Computational methods for large to very-large scale power systems
Our goal is to improve the efficiency and scalability of algorithms used in the analysis, operation and control of electric power systems. In the future, static and dynamic analysis on large-scale (thousands of buses) to very-large scale (tens of thousands of buses) power systems may need to be conducted in (near) real-time. Our current focus is on two important problems: (a) reconfiguration in distribution networks and (b) identifying extreme contingencies in bulk power systems.

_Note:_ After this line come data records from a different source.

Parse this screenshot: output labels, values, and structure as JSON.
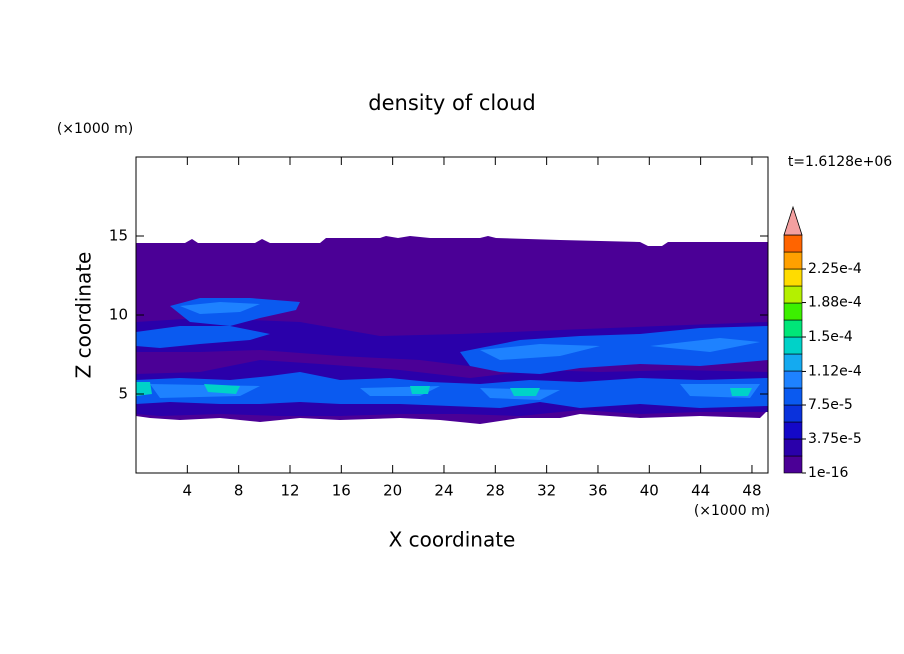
{
  "chart_data": {
    "type": "contour",
    "title": "density of cloud",
    "x_label": "X coordinate",
    "y_label": "Z coordinate",
    "x_unit": "(×1000 m)",
    "y_unit": "(×1000 m)",
    "time_label": "t=1.6128e+06",
    "xlim": [
      0,
      49.25
    ],
    "ylim": [
      0,
      20
    ],
    "xticks": [
      4,
      8,
      12,
      16,
      20,
      24,
      28,
      32,
      36,
      40,
      44,
      48
    ],
    "yticks": [
      5,
      10,
      15
    ],
    "colorbar": {
      "clim": [
        1e-16,
        0.0002625
      ],
      "colors": [
        "#4b0096",
        "#2a00aa",
        "#1408c8",
        "#0a32dc",
        "#0a5af0",
        "#1e82ff",
        "#14aaf0",
        "#00d2c8",
        "#00e678",
        "#3cf000",
        "#b4f000",
        "#ffdc00",
        "#ffa000",
        "#ff6400"
      ],
      "over_color": "#f4a0a0",
      "ticks": [
        {
          "value": 1e-16,
          "label": "1e-16"
        },
        {
          "value": 3.75e-05,
          "label": "3.75e-5"
        },
        {
          "value": 7.5e-05,
          "label": "7.5e-5"
        },
        {
          "value": 0.000112,
          "label": "1.12e-4"
        },
        {
          "value": 0.00015,
          "label": "1.5e-4"
        },
        {
          "value": 0.000188,
          "label": "1.88e-4"
        },
        {
          "value": 0.000225,
          "label": "2.25e-4"
        }
      ]
    }
  }
}
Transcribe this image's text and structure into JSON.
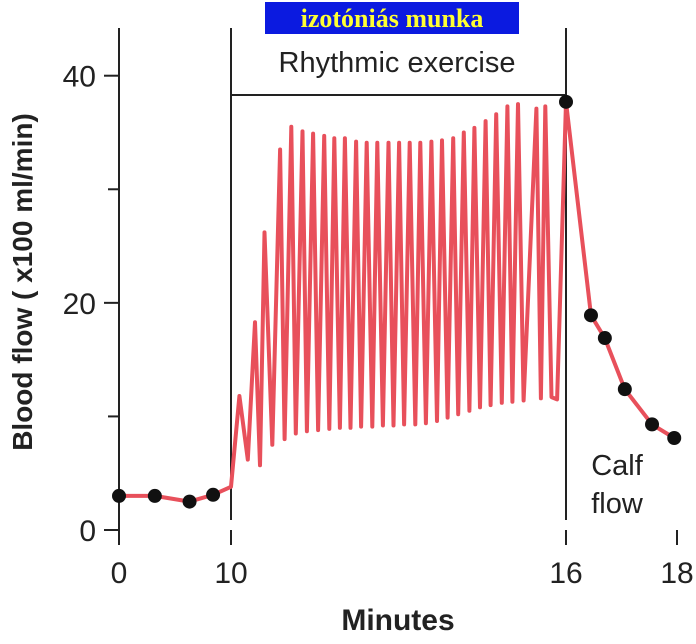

Extreme Contingency Screening
Determining contingencies that can potentially culminate in a blackout is a challenging computational task in large-scale power systems due to the combinatorial nature of the problem. Prediction tools to identify such cases generally restrict the search to scenarios with severe consequences that may arise from relatively few contingencies. One such approach is based on graph partitioning where the ratio of power imbalance to cut-size serves as a heuristic measure to identify critical line outages. We proposed an algorithm based on unbalanced-constrained partitioning and developed a public domain tool pro-PART that is: scalable, efficient and simple to implement. For example, the average CPU run-time is less than 0.1 s and 1.5 s for systems with 2831 buses (large-scale) and 43,501 buses (very large-scale) respectively. We are currently working on extensions of this approach to identify a sequence of contingencies that may culminate in a blackout.